The SPR now holds 405 million barrels in four deep underground storage caverns that were created in salt domes along the Texas and Louisiana Gulf Coasts. Its capacity is 714 million barrels.

“It was very shortsighted of the administration to do that because we don’t have enough sour crude in this country to refill the SPR,” Edwards said. “The cocktail mix in the reserve is two-thirds sweet crude and a third sour crude because American refineries are built to run on that mix.”

Richards said Saudi Arabia once kept up a facade of cordiality toward the U.S., but its true feeling has always been one of hostility and contempt. “As the U.S. recalibrates our long-term relationship with the Saudi government, we should do so with our eyes wide open,” Richards said.

“While their improving relationship with Israel and steadfast animosity towards the Iranian regime are beneficial to U.S. interests, they are not our friends. One could make the case that the spread of the fundamentalist Wahhabi version of the Sunni Muslim faith across the globe, with funding from both the Saudi royal family and the government itself, has caused as much damage to the U.S. and our allies and democratic values as the fundamentalist Shia Muslim clerics in Iran.”

Richards reported visiting Saudi Arabia and seeing the malice that many of its people held for America. “There is a reason that the majority of the 9-11 highjackers who slammed planes into the World Trade Center were from Saudi Arabia,” he said.

“I have many good friends who are Muslim and I have a great deal of respect for their religion; however, the Saudi Wahhabi version of that religion teaches hatred of America and western values while gladly accepting our military protection and oil monies.”
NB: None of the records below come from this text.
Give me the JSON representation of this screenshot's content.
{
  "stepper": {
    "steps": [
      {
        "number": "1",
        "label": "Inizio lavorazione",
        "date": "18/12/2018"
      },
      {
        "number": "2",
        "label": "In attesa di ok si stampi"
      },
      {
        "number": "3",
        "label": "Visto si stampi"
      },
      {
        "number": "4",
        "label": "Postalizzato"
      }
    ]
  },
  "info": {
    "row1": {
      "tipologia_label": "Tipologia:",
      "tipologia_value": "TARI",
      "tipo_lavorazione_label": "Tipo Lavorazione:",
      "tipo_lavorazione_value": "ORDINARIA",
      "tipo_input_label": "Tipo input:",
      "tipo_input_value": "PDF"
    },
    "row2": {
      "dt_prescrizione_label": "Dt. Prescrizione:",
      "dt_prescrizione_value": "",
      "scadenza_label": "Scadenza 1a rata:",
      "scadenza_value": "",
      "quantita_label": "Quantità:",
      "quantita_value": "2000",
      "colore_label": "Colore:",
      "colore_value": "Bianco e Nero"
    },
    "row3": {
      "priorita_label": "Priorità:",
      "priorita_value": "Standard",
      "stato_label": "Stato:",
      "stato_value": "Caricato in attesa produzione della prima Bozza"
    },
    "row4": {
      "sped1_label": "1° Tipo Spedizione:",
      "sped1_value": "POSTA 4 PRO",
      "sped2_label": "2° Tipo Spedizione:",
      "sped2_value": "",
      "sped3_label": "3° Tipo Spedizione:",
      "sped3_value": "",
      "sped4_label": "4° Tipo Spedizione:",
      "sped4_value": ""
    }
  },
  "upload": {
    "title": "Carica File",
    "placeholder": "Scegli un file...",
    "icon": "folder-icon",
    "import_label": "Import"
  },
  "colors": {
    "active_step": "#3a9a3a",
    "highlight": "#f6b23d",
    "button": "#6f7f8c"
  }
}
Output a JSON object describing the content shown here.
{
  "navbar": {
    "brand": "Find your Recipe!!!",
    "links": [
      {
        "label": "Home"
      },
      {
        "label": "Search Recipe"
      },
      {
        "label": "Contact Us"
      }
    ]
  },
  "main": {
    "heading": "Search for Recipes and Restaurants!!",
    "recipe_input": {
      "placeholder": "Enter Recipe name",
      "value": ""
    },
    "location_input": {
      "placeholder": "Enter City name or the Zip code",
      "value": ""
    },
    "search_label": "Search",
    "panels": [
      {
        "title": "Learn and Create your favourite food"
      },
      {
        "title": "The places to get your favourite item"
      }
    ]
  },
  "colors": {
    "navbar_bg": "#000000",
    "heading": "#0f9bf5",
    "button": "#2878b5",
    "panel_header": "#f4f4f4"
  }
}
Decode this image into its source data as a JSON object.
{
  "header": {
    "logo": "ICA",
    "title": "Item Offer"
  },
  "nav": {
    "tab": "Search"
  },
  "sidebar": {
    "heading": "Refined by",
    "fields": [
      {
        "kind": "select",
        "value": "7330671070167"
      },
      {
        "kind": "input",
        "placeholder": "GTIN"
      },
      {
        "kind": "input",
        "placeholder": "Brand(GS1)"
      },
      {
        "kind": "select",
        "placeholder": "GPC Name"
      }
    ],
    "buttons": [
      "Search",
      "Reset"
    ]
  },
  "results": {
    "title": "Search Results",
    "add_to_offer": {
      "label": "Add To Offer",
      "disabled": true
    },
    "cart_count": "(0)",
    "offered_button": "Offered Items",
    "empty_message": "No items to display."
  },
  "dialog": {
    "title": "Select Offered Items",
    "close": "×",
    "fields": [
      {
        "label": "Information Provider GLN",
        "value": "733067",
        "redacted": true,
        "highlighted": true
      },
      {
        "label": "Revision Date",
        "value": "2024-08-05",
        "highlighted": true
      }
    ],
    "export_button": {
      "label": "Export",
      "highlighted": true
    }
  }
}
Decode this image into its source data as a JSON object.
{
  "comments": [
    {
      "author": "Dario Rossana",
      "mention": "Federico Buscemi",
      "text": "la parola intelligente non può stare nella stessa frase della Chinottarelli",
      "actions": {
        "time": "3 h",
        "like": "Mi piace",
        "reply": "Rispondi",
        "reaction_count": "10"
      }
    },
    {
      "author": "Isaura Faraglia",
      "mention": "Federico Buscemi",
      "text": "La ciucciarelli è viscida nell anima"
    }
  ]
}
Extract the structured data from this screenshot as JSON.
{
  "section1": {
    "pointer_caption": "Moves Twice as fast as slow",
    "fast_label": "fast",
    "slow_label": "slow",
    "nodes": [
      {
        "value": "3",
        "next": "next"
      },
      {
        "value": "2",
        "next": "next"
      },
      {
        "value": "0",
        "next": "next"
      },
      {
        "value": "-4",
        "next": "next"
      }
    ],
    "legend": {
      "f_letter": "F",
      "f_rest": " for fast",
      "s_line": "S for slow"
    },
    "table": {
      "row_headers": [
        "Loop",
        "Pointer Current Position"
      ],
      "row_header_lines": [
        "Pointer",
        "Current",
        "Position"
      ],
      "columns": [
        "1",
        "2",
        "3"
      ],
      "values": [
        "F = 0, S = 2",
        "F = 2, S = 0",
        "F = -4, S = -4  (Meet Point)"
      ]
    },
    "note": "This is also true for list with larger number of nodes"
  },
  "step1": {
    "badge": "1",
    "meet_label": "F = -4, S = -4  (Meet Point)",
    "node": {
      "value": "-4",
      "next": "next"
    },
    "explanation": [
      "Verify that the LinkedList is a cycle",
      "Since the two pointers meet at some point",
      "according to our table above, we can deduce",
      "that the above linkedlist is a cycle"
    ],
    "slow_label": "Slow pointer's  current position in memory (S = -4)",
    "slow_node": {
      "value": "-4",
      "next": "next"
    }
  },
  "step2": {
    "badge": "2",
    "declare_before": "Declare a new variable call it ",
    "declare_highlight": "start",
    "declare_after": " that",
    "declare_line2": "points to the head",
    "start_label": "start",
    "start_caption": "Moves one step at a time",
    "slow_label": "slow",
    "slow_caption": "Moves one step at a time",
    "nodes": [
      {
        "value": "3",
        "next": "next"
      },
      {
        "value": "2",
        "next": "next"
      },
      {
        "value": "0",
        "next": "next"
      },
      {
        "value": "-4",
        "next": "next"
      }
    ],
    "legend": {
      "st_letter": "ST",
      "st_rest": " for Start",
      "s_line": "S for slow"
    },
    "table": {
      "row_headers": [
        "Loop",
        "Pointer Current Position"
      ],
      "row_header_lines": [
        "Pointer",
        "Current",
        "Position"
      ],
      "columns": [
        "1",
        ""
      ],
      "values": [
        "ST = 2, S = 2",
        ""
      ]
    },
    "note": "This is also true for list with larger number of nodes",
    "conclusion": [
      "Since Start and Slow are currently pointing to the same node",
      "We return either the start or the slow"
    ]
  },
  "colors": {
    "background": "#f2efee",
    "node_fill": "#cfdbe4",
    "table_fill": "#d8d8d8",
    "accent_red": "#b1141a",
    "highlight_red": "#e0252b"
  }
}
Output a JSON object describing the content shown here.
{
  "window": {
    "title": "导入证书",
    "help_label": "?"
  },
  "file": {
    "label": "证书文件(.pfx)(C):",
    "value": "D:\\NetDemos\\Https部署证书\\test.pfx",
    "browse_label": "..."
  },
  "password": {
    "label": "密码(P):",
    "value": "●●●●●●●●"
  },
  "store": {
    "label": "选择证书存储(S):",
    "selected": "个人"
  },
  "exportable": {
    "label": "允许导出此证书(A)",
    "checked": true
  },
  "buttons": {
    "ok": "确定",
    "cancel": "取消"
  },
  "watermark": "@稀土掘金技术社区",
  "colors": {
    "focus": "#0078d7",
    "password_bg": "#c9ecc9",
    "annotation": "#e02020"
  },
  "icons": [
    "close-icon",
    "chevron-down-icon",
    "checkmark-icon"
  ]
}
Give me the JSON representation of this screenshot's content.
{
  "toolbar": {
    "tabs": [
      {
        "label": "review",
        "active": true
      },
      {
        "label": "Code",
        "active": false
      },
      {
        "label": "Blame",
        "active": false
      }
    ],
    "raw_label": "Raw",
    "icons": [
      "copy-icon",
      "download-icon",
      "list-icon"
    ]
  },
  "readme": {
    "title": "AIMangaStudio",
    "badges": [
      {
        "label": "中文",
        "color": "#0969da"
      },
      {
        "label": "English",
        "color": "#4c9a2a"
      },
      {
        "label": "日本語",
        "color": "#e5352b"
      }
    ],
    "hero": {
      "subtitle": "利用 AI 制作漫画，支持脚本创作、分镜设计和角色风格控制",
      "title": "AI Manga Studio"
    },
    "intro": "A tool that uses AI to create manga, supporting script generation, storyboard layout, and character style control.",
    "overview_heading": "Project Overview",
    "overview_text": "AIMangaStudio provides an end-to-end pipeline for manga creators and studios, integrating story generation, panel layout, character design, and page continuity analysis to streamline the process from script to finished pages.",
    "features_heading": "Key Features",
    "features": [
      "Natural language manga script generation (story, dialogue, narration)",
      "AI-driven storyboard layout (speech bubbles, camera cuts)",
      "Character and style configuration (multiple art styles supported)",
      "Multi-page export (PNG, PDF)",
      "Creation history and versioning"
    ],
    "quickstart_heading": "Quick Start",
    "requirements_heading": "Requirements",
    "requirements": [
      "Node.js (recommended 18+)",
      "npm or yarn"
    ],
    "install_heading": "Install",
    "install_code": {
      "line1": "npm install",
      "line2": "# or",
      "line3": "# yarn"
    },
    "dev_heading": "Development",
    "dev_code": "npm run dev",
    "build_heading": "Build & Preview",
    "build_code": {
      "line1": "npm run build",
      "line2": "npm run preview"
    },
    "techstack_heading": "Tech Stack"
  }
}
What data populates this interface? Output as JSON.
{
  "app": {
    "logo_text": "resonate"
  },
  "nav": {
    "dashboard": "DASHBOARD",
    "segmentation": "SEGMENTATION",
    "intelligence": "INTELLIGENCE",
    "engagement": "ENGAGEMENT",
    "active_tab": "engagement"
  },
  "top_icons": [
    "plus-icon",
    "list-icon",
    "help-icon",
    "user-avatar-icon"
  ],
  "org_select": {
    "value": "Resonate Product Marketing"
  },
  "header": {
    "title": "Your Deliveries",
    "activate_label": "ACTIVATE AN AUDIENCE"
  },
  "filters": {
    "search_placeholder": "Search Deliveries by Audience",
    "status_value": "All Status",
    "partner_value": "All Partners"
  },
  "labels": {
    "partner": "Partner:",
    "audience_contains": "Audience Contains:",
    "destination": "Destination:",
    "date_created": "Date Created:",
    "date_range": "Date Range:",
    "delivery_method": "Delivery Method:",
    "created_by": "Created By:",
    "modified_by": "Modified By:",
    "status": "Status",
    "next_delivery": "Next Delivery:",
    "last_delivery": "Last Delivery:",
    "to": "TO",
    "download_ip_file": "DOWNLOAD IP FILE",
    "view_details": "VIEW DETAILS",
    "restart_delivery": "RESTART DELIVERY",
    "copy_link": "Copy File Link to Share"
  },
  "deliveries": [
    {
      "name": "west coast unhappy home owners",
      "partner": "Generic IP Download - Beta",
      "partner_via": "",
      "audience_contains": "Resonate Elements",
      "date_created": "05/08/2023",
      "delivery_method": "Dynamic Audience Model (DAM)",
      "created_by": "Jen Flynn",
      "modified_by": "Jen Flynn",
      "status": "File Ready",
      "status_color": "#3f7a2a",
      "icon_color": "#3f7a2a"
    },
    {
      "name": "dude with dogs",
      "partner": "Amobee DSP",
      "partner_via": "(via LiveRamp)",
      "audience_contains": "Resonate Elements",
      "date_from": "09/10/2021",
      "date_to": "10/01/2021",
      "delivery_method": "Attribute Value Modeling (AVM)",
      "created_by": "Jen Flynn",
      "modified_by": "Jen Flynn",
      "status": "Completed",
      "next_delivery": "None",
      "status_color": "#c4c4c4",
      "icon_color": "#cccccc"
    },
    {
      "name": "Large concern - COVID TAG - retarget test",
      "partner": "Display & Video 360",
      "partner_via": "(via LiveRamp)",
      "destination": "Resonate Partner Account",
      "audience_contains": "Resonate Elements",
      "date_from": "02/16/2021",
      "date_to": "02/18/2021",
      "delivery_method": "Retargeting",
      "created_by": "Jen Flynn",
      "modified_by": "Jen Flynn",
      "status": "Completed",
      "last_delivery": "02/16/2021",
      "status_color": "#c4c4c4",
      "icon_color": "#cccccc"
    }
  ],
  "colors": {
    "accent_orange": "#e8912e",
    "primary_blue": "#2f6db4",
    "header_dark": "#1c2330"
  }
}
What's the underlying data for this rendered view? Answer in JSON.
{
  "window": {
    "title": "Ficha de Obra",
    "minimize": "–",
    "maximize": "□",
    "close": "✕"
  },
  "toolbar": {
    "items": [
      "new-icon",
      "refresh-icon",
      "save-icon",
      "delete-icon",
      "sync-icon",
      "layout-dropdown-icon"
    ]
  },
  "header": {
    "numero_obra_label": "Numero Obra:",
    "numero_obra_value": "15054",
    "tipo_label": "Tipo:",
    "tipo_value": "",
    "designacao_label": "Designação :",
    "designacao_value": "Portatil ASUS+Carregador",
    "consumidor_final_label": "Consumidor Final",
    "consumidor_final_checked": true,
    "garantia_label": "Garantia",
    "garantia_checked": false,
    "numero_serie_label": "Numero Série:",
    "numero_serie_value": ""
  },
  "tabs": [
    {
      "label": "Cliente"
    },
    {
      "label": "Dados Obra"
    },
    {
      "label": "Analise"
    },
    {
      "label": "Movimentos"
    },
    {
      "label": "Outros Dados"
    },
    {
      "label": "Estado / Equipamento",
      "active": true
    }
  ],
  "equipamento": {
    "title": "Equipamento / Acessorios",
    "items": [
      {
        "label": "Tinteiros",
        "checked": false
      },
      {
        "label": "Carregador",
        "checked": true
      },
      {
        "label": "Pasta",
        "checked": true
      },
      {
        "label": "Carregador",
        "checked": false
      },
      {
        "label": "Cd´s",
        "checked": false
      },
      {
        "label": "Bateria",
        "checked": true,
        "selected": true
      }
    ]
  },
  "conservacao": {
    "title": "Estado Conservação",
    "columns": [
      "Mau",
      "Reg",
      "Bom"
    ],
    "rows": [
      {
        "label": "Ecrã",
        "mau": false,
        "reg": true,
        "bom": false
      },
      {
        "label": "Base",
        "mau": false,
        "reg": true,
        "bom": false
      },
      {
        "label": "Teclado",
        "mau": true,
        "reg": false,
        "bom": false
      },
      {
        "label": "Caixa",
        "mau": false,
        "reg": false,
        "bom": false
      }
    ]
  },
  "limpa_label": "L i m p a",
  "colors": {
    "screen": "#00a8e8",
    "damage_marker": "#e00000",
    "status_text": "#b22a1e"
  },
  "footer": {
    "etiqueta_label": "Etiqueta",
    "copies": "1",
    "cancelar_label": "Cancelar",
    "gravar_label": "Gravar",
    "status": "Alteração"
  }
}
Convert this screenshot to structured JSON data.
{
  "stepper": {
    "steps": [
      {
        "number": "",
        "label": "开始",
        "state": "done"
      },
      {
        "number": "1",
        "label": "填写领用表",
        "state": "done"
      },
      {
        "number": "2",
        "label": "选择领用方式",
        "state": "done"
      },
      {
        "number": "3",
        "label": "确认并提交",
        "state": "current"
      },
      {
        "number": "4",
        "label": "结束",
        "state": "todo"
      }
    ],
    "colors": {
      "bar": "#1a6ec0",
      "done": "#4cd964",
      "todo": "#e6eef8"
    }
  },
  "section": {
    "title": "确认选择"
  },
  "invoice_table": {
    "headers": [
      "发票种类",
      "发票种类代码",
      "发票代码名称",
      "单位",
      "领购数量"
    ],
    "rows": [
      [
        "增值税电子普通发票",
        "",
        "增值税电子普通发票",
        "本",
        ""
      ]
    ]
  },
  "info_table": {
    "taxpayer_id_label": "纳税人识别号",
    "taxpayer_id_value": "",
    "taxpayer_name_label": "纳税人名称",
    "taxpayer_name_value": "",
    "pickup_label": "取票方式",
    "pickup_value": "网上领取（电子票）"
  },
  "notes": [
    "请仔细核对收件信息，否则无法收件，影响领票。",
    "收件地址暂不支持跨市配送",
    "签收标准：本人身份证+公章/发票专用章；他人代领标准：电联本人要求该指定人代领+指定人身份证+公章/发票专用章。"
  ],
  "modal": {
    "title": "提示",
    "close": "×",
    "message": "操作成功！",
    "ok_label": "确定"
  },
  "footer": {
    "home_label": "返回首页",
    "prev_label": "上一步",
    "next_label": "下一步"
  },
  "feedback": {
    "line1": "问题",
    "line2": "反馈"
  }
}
Richards was a presenter at the International Experts Forum on Carbon Management at Khobar in 2015, which was sponsored by the Global Methane Initiative and the Saudi Aramco oil company. “I had an opportunity to meet the Saudi oil minister and even participate in a Saudi sword dance,” he said.

“While the government and Aramco folks I met were very polite and professional, I have never traveled anywhere else in the world where I felt so unwelcome by the general population simply because I was an American. The hostile stares and glaring groups of young men were bizarre and disconcerting and they led me to spend many hours researching what was actually taught in the Saudi madrassas or religious schools.

“The five-star hotel we stayed in had an armored military vehicle parked under a camo net at the entrance, locked and loaded with a machine gun mounted on top, and security personnel checked the undersides of our vehicles with mirrors for bombs when we entered and exited.

“I’ve been many places where I feared potential kidnapping or robbery but never anywhere I’ve felt at risk of my life from the general population simply because I was an American.”

Richards had always considered Saudi Arabia an American ally, but it became clear that the Saudi government hadn’t portrayed the U.S. that way. “Tensions were high during our trip because shortly before the conference, the wife of the U.S. ambassador was struck by one of the religious police,” he said.

“She’d been shopping in the local market, wearing the appropriate hijab and modest dress, but when she reached over to pick something from a stall, her dress lifted slightly and exposed her ankle. One of the religious police minders immediately struck her hard in the ankle with his staff, sending her to the ground wailing and her security detail jumping to intervene before any more ‘justice’ was delivered.

“I only share the story because I think it illustrates the challenges of dealing with an ‘ally’ whose values and beliefs more closely resemble the Middle Ages than 2023 America.”